Three different developers, three different relationships to AI tooling, and the same marketplace serves all of them. That isn’t a coincidence. The eager developer needs a vetted shelf. The heads-down developer needs zero-friction updates. The creator needs a distribution channel. The marketplace is all three at once because they are different views of the same problem: how does the right tool get to the right developer at the right time, without depending on anyone’s attention or memory?

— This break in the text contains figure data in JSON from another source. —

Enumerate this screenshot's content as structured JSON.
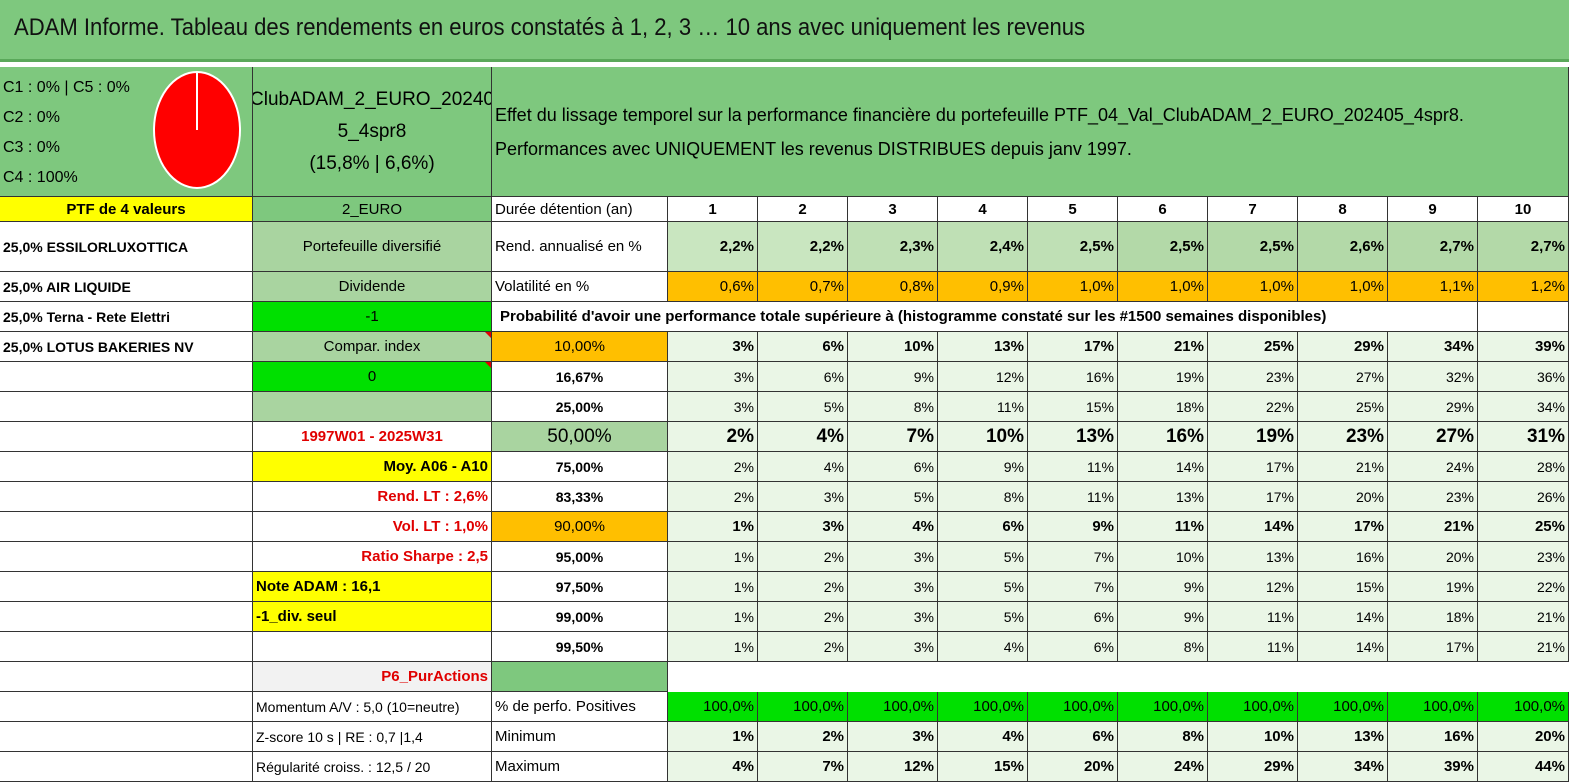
{
  "title": "ADAM Informe. Tableau des rendements en euros constatés à 1, 2, 3 … 10 ans avec uniquement les revenus",
  "allocation": {
    "lines": [
      "C1 : 0% | C5 : 0%",
      "C2 : 0%",
      "C3 : 0%",
      "C4 : 100%"
    ],
    "pie": {
      "C4": 100
    },
    "pie_color": "#ff0000"
  },
  "portfolio": {
    "name_line1": "ClubADAM_2_EURO_20240",
    "name_line2": "5_4spr8",
    "name_line3": "(15,8% | 6,6%)",
    "description_line1": "Effet du lissage temporel sur la performance financière du portefeuille PTF_04_Val_ClubADAM_2_EURO_202405_4spr8.",
    "description_line2": "Performances avec UNIQUEMENT les revenus DISTRIBUES depuis janv 1997."
  },
  "left_col": {
    "header": "PTF de 4 valeurs",
    "holdings": [
      "25,0% ESSILORLUXOTTICA",
      "25,0% AIR LIQUIDE",
      "25,0% Terna - Rete Elettri",
      "25,0% LOTUS BAKERIES NV"
    ]
  },
  "mid_col": {
    "currency": "2_EURO",
    "type": "Portefeuille diversifié",
    "strategy": "Dividende",
    "value_minus1": "-1",
    "compar": "Compar. index",
    "zero": "0",
    "empty": "",
    "period": "1997W01 - 2025W31",
    "moy": "Moy. A06 - A10",
    "rend_lt": "Rend. LT : 2,6%",
    "vol_lt": "Vol. LT : 1,0%",
    "sharpe": "Ratio Sharpe : 2,5",
    "note": "Note ADAM : 16,1",
    "div": "-1_div. seul",
    "p6": "P6_PurActions",
    "momentum": "Momentum A/V : 5,0 (10=neutre)",
    "zscore": "Z-score 10 s | RE : 0,7 |1,4",
    "regularite": "Régularité croiss. : 12,5 / 20"
  },
  "table": {
    "duration_label": "Durée détention (an)",
    "years": [
      "1",
      "2",
      "3",
      "4",
      "5",
      "6",
      "7",
      "8",
      "9",
      "10"
    ],
    "rend_label": "Rend. annualisé en %",
    "rend": [
      "2,2%",
      "2,2%",
      "2,3%",
      "2,4%",
      "2,5%",
      "2,5%",
      "2,5%",
      "2,6%",
      "2,7%",
      "2,7%"
    ],
    "vol_label": "Volatilité en %",
    "vol": [
      "0,6%",
      "0,7%",
      "0,8%",
      "0,9%",
      "1,0%",
      "1,0%",
      "1,0%",
      "1,0%",
      "1,1%",
      "1,2%"
    ],
    "prob_label": "Probabilité d'avoir une performance totale supérieure à (histogramme constaté sur les #1500 semaines disponibles)",
    "prob_rows": [
      {
        "pct": "10,00%",
        "values": [
          "3%",
          "6%",
          "10%",
          "13%",
          "17%",
          "21%",
          "25%",
          "29%",
          "34%",
          "39%"
        ]
      },
      {
        "pct": "16,67%",
        "values": [
          "3%",
          "6%",
          "9%",
          "12%",
          "16%",
          "19%",
          "23%",
          "27%",
          "32%",
          "36%"
        ]
      },
      {
        "pct": "25,00%",
        "values": [
          "3%",
          "5%",
          "8%",
          "11%",
          "15%",
          "18%",
          "22%",
          "25%",
          "29%",
          "34%"
        ]
      },
      {
        "pct": "50,00%",
        "values": [
          "2%",
          "4%",
          "7%",
          "10%",
          "13%",
          "16%",
          "19%",
          "23%",
          "27%",
          "31%"
        ]
      },
      {
        "pct": "75,00%",
        "values": [
          "2%",
          "4%",
          "6%",
          "9%",
          "11%",
          "14%",
          "17%",
          "21%",
          "24%",
          "28%"
        ]
      },
      {
        "pct": "83,33%",
        "values": [
          "2%",
          "3%",
          "5%",
          "8%",
          "11%",
          "13%",
          "17%",
          "20%",
          "23%",
          "26%"
        ]
      },
      {
        "pct": "90,00%",
        "values": [
          "1%",
          "3%",
          "4%",
          "6%",
          "9%",
          "11%",
          "14%",
          "17%",
          "21%",
          "25%"
        ]
      },
      {
        "pct": "95,00%",
        "values": [
          "1%",
          "2%",
          "3%",
          "5%",
          "7%",
          "10%",
          "13%",
          "16%",
          "20%",
          "23%"
        ]
      },
      {
        "pct": "97,50%",
        "values": [
          "1%",
          "2%",
          "3%",
          "5%",
          "7%",
          "9%",
          "12%",
          "15%",
          "19%",
          "22%"
        ]
      },
      {
        "pct": "99,00%",
        "values": [
          "1%",
          "2%",
          "3%",
          "5%",
          "6%",
          "9%",
          "11%",
          "14%",
          "18%",
          "21%"
        ]
      },
      {
        "pct": "99,50%",
        "values": [
          "1%",
          "2%",
          "3%",
          "4%",
          "6%",
          "8%",
          "11%",
          "14%",
          "17%",
          "21%"
        ]
      }
    ],
    "pos_label": "% de perfo. Positives",
    "pos": [
      "100,0%",
      "100,0%",
      "100,0%",
      "100,0%",
      "100,0%",
      "100,0%",
      "100,0%",
      "100,0%",
      "100,0%",
      "100,0%"
    ],
    "min_label": "Minimum",
    "min": [
      "1%",
      "2%",
      "3%",
      "4%",
      "6%",
      "8%",
      "10%",
      "13%",
      "16%",
      "20%"
    ],
    "max_label": "Maximum",
    "max": [
      "4%",
      "7%",
      "12%",
      "15%",
      "20%",
      "24%",
      "29%",
      "34%",
      "39%",
      "44%"
    ]
  }
}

The marketplace turns that problem into infrastructure instead of social coordination.
Closing the Side Door
A curated shelf only works if developers can’t shop somewhere else. Most orgs today (mine included) lean on culture and convenience: the marketplace is the path of least resistance, so devs use it. That works when your developers are mostly the “config once and go” type. It stops working the moment somebody motivated decides to install whatever they want.

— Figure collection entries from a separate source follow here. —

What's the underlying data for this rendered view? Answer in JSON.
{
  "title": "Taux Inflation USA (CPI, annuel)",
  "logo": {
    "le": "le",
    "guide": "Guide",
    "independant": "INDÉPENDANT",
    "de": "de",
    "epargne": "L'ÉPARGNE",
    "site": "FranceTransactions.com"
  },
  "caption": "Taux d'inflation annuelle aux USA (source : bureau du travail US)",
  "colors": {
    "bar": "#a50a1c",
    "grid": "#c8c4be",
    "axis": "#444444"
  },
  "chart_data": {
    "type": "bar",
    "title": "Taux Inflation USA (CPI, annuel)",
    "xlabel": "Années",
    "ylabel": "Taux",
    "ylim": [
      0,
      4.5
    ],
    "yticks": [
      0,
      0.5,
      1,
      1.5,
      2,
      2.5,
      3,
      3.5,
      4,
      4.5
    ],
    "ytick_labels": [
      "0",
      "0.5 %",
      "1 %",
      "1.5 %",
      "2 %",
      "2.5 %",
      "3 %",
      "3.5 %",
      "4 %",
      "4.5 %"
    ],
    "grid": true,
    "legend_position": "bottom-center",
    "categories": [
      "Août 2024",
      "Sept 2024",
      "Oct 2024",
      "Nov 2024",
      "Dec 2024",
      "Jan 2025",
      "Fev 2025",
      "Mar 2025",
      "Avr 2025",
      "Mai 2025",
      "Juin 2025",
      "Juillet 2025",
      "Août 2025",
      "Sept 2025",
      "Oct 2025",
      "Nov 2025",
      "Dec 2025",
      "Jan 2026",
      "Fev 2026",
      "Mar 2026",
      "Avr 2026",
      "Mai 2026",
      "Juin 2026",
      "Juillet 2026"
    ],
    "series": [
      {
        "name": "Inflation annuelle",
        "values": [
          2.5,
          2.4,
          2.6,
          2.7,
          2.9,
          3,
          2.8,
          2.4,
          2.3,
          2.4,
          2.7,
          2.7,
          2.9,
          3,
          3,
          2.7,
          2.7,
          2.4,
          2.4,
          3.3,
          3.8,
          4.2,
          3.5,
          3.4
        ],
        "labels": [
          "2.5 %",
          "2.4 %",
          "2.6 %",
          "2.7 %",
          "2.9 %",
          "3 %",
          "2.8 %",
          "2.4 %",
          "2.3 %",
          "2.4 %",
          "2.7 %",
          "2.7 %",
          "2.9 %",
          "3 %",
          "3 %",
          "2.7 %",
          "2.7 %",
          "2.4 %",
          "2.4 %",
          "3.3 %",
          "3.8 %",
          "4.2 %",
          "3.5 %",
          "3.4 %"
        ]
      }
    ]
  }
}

When you’re ready to harden, the levers exist. They vary by tool. Some CLIs expose an org-policy hook that lets you pin the skill source. Most orgs already run a corporate proxy or artifact mirror, and extending it to cover marketplace traffic is a small lift on top of infrastructure you have. Filesystem permissions on the skills directory close the manual-copy bypass. The exact mix depends on whether you’re locking down Claude, Copilot, Cursor, VS Code, or all of them.
The point isn’t to pick a control today. The point is to know which controls exist so the conversation can happen on purpose.
Getting Started
If you don’t have an internal skills marketplace yet, the path is short:
- List the marketplaces you trust. Start with the public ones whose skills your developers already use.

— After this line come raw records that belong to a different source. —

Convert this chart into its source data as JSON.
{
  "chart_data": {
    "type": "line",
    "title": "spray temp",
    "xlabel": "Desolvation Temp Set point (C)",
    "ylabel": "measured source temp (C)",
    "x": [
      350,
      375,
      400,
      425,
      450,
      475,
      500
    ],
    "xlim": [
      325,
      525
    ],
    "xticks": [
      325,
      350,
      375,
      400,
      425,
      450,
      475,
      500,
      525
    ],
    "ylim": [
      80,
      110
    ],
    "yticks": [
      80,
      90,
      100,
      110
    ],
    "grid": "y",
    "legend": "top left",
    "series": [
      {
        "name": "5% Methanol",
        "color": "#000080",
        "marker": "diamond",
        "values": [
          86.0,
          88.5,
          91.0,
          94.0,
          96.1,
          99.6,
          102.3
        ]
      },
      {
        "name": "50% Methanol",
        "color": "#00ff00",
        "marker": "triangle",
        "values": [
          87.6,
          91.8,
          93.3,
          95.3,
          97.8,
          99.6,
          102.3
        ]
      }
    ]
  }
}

- Write the registry. A single file in a shared internal repo. List the marketplaces, the skills, the extensions, and the plugins.
- Write the installer. A script that reads the registry and installs everything in it. Idempotent.
- Write the bootstrap skill. A skill that runs the installer and restarts the CLI. This is the piece your developers will actually use.
- Document the PR path. When someone builds a new internal skill, they open a pull request against the registry. Reviewers approve. Distribution is automatic.
Standards govern what your AI writes. The marketplace governs what your AI can do. You need both.
Receipts
- Malicious skill research: CSO reported that AIR demonstrated a fake AI agent skill that passed security checks and reached more than 26,000 users before the payload behind an external domain was changed. AIR said the research payload collected only user email addresses so affected users could be notified.
- External instruction risk: The CSO report explains that the skill relied on a mutable external documentation domain, which static scanners did not catch because the dangerous behavior was not contained in the submitted skill files.
- ToxicSkills study: Snyk reported that its researchers scanned 3,984 agent skills from ClawHub and skills.sh, finding 534 with at least one critical security issue, 1,467 with at least one security flaw, and 76 confirmed malicious payloads.
- Agent skill risk model: Snyk’s study calls out prompt injection, malware distribution, exposed secrets, third-party content exposure, and unverifiable external dependencies as major skill supply-chain risks.
- OWASP AST01: OWASP’s Agentic Skills Top 10 entry for Malicious Skills assigns Critical severity, marks all platforms as affected, and distinguishes skill risk from traditional package risk because attacks can use both executable code and natural-language instructions.
- Internal marketplace: At a marketing services SaaS provider, my team has an internal marketplace that distributes skills to developers and other users. Adoption is visible around the code scorecard skill and story writer skill, and the marketplace distributes its own update skill that runs a PowerShell refresh script.